Under the Massachusetts proposal, which is virtually identical to the laws in Oregon and Washington, terminally ill, mentally competent adults deemed to have six months or less to live would have the freedom to obtain a fatal prescription. They could qualify only after going through a process designed to ensure that they are not being coerced and that they fully understand what they’re doing. They would administer the drugs themselves. Any doctor opposed to the practice could opt out of writing the prescription.Given the parameters that a person is required to have six months or less to live and has to be mentally competent, I am in favor of this. I think this is a decision that an individual should have the freedom to make along with his or her family (legal or chosen), treatment team, and spiritual adviser if applicable.
What I do think is important is to make the distinction that it is not ethical for someone other than the individual to make this decision, nor is it ethical to assist in suicide when the individual does not have a terminal illness. I think that if this passes, it will be really important for physicians to use an accurate definition of terminal illness so that we don't end up with an ableist practice of killing people with disabilities. If someone has a condition in which s/he can live indefinitely using, say, a ventilator, that person does not have a terminal illness. We don't allow the killing of people who are born with lung issues and who use ventilators from the beginning, so why would we allow this just because someone has the past experience of being a person without a disability?
Not Dead Yet is a great organization for resources on this issue. At least from their website, it seems that their position is a bit unclear between whether they oppose any euthanasia or whether they mostly oppose it except in cases where the individual has a terminal illness and is competent of making the decision. Either way, I think their information is useful for looking into how these laws do result in the killing of people who have severe disabilities, but not terminal illness, and people who are not competently making their own decision.
There used to be an article they linked to that I can't find since they redid their website, which gave statistics around how a high percentage of people without disabilities said that they would want to take their lives if they acquired quadriplegia, if they became dependent on a ventilator, if they became unable to eat orally, etc. And of course, nearly all people who have acquired these conditions and have adjusted to them say that their quality of life is good, and people with disabilities report about the same quality of life as people without disabilities. For this reason, we shouldn't allow assisted suicide for people who cannot consent at the moment, because this isn't something people can know in advance. I'm not allowed to sign an advance directive saying I want to be euthanized if my spouse dies or my house burns down, so why would I be able to sign one saying I want to be euthanized if I acquire a disability that similarly suddenly changes my life?
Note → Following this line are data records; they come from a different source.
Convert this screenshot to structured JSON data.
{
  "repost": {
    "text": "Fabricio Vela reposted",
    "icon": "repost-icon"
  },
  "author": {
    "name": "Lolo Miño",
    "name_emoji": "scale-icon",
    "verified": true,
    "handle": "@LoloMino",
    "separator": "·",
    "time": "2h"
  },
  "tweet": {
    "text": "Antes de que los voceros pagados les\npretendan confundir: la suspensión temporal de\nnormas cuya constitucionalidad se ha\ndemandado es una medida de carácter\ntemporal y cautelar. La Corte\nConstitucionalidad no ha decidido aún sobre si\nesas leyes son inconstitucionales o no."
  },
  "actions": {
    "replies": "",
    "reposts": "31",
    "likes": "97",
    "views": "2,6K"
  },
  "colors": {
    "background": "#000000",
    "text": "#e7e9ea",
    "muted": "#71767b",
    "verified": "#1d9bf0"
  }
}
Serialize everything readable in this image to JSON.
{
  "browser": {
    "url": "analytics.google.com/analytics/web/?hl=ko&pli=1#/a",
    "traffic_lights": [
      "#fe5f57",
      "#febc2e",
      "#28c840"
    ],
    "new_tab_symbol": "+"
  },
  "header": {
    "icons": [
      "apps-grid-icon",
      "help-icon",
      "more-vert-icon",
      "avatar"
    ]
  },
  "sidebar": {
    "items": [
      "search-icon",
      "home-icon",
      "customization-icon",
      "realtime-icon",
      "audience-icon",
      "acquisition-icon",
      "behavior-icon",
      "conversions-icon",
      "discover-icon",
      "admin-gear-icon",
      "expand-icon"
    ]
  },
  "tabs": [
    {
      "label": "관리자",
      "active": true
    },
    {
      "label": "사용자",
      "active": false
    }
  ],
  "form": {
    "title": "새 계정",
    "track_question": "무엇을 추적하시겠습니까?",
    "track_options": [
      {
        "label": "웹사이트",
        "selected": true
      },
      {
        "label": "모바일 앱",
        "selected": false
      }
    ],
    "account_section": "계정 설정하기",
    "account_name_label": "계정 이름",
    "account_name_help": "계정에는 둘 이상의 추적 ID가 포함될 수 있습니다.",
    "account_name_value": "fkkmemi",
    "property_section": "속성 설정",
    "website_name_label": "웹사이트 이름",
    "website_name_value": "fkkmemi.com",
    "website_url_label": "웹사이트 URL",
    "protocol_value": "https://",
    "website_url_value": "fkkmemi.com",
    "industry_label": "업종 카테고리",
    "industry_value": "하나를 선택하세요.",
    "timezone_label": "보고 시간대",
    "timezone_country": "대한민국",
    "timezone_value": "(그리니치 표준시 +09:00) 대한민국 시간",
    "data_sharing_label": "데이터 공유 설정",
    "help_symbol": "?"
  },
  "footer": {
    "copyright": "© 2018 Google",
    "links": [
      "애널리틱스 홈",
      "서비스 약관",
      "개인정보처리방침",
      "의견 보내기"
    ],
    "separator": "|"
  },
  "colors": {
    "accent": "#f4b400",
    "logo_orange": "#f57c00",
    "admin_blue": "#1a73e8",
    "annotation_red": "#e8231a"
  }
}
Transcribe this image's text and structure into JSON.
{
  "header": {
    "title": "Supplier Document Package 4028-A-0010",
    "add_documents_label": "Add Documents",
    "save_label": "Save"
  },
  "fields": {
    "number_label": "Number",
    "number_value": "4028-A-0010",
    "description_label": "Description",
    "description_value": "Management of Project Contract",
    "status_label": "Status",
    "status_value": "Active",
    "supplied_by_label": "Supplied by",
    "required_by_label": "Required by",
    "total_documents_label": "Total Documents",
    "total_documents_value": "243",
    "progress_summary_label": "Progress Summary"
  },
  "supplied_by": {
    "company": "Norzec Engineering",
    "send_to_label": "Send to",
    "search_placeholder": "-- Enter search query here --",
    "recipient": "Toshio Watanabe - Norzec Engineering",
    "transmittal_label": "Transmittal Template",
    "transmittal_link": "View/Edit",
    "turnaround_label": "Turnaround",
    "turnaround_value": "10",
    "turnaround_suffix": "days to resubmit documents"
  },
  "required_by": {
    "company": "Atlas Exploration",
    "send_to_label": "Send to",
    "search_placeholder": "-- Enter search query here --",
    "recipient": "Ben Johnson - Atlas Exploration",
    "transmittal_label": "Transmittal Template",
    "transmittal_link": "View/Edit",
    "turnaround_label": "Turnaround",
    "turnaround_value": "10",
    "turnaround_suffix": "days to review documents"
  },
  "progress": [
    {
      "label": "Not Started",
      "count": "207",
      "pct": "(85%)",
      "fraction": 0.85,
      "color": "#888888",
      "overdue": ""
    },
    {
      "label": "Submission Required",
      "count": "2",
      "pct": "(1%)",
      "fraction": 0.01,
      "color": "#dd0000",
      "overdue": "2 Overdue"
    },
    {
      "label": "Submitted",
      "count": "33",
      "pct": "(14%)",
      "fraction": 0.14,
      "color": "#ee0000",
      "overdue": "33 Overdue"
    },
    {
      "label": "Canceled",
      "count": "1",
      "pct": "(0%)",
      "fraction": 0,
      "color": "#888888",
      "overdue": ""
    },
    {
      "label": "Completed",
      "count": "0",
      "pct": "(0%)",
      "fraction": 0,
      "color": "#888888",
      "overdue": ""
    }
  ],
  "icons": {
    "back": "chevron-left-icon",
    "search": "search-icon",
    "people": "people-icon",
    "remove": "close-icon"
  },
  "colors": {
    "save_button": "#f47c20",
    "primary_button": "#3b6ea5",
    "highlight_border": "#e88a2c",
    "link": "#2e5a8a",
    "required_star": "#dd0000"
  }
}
What doesn't seem to be written into the law, and which could be helpful, is some sort of training for physicians around what exactly constitutes a terminal illness versus a disability with which one can live with adaptive equipment. It's pretty well known among people with disabilities and people who work with people with disabilities that the medical community is really ableist. I do like that there's the timeframe of six months or less to live; this distinguishes, say, untreatable cancer from neurodegenerative diseases that people live with for decades.
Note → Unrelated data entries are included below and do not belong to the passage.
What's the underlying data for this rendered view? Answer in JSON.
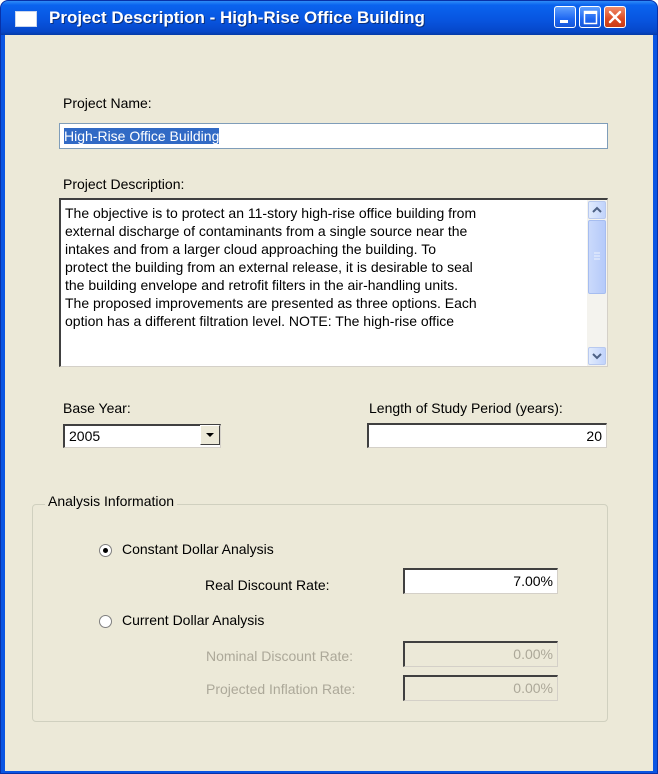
{
  "window": {
    "title": "Project Description - High-Rise Office Building",
    "buttons": {
      "minimize": "minimize-icon",
      "maximize": "maximize-icon",
      "close": "close-icon"
    }
  },
  "project_name": {
    "label": "Project Name:",
    "value": "High-Rise Office Building"
  },
  "project_description": {
    "label": "Project Description:",
    "text": "The objective is to protect an 11-story high-rise office building from\nexternal discharge of contaminants from a single source near the\nintakes and from a larger cloud approaching the building.  To\nprotect the building from an external release, it is desirable to seal\nthe building envelope and retrofit filters in the air-handling units.\nThe proposed improvements are presented as three options.  Each\noption has a different filtration level.  NOTE: The high-rise office"
  },
  "base_year": {
    "label": "Base Year:",
    "selected": "2005"
  },
  "study_period": {
    "label": "Length of Study Period (years):",
    "value": "20"
  },
  "analysis": {
    "group_title": "Analysis Information",
    "constant": {
      "label": "Constant Dollar Analysis",
      "selected": true,
      "real_discount_rate_label": "Real Discount Rate:",
      "real_discount_rate": "7.00%"
    },
    "current": {
      "label": "Current Dollar Analysis",
      "selected": false,
      "nominal_discount_rate_label": "Nominal Discount Rate:",
      "nominal_discount_rate": "0.00%",
      "projected_inflation_rate_label": "Projected Inflation Rate:",
      "projected_inflation_rate": "0.00%"
    }
  },
  "colors": {
    "title_bar": "#0855e0",
    "dialog_bg": "#ece9d8",
    "selection": "#316ac5",
    "disabled_text": "#aca899"
  }
}
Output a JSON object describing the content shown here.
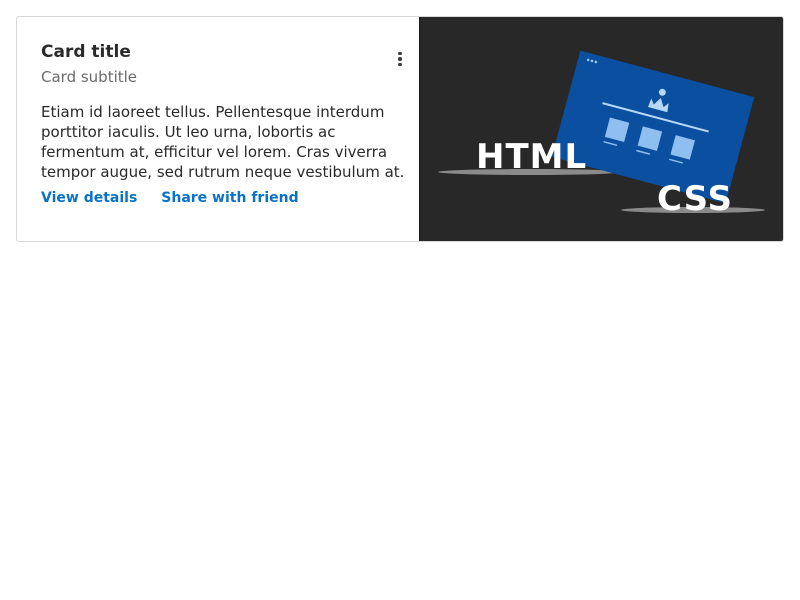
{
  "card": {
    "title": "Card title",
    "subtitle": "Card subtitle",
    "text": "Etiam id laoreet tellus. Pellentesque interdum porttitor iaculis. Ut leo urna, lobortis ac fermentum at, efficitur vel lorem. Cras viverra tempor augue, sed rutrum neque vestibulum at.",
    "actions": [
      {
        "label": "View details"
      },
      {
        "label": "Share with friend"
      }
    ],
    "menu_icon": "more-vertical-icon",
    "media": {
      "html_text": "HTML",
      "css_text": "CSS"
    }
  },
  "colors": {
    "link": "#0b72c9",
    "media_background": "#282828",
    "browser_blue": "#0a4fa0"
  }
}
I am really concerned though about the ability of physicians to distinguish between something that's really not treatable and something that requires adaptive equipment, but that people can and do live with. This even gets tricky with laws around the right to refuse medical treatment. We as a society and as healthcare providers generally try and stop someone who is actively trying to take his or her life, right? A young adult who gets depressed and tries to overdose on pills? We take away the access to the pills and mandate that he be in treatment. A young adult who has used a ventilator all her life with no issues and gets depressed and disconnects herself? We would similarly mandate that she receive treatment. Otherwise, we would be discriminating against her, but helping the other guy, because she has a disability, right?
So what about an adult who previously didn't use a ventilator and now suddenly needs one (and then would be fine as long as she uses a ventilator)? Can this person refuse it? Many physicians would permit this. Many such physicians also have never met a competent, normal-old adult who uses a ventilator, and would be thinking of this under the umbrella of terminal illness and major lifesaving interventions, rather than just that some people need to take medications or use adaptive equipment in order to be alive and healthy. Many physicians would say that this person has less than six months to live, since she'd live a few minutes without the ventilator (but can work, raise a family, live for decades with it).
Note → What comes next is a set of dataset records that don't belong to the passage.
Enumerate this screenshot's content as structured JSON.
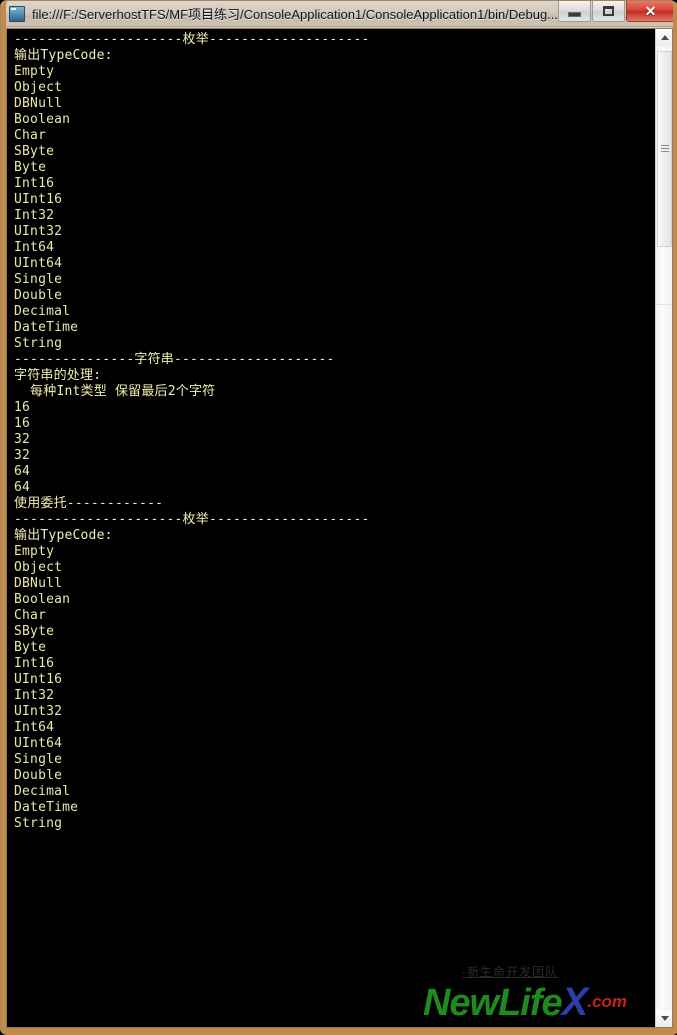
{
  "window": {
    "title": "file:///F:/ServerhostTFS/MF项目练习/ConsoleApplication1/ConsoleApplication1/bin/Debug...",
    "icon": "console-app-icon",
    "buttons": {
      "minimize_label": "—",
      "maximize_label": "",
      "close_label": "✕"
    },
    "frame_color": "#c08a4a",
    "titlebar_color": "#d3c9be"
  },
  "console": {
    "background": "#000000",
    "foreground": "#e9e8a4",
    "lines": [
      "---------------------枚举--------------------",
      "输出TypeCode:",
      "Empty",
      "Object",
      "DBNull",
      "Boolean",
      "Char",
      "SByte",
      "Byte",
      "Int16",
      "UInt16",
      "Int32",
      "UInt32",
      "Int64",
      "UInt64",
      "Single",
      "Double",
      "Decimal",
      "DateTime",
      "String",
      "---------------字符串--------------------",
      "字符串的处理:",
      "  每种Int类型 保留最后2个字符",
      "16",
      "16",
      "32",
      "32",
      "64",
      "64",
      "使用委托------------",
      "---------------------枚举--------------------",
      "输出TypeCode:",
      "Empty",
      "Object",
      "DBNull",
      "Boolean",
      "Char",
      "SByte",
      "Byte",
      "Int16",
      "UInt16",
      "Int32",
      "UInt32",
      "Int64",
      "UInt64",
      "Single",
      "Double",
      "Decimal",
      "DateTime",
      "String"
    ]
  },
  "watermark": {
    "subtitle": "-新生命开发团队",
    "logo_main": "NewLife",
    "logo_x": "X",
    "logo_tld": ".com",
    "color_main": "#1f8a1f",
    "color_x": "#2b3ea8",
    "color_tld": "#c0241c"
  },
  "scrollbar": {
    "up_arrow": "scroll-up-arrow",
    "down_arrow": "scroll-down-arrow",
    "thumb": "scroll-thumb"
  }
}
Again, these situations are clearly really different from someone who has aggressive cancer eating his brain. I know this, and hopefully you know this, but there are a lot of people who don't know a whole lot about people with disabilities, and a lot of these people are healthcare provider or are kind, thoughtful people who someone might be turning to for advice. If this law passes, we really need to be keeping these things in mind, and we need to be raising awareness around the difference between a disability and an actual terminal illness so that we as healthcare providers (and friends and family members) aren't inadvertently suggesting that it's acceptable to kill people with disabilities.
EDIT: It's become pretty clear to me that there are a lot of holes in this law and just too much possibility of killing people because they have disabilities. I'm going to vote no.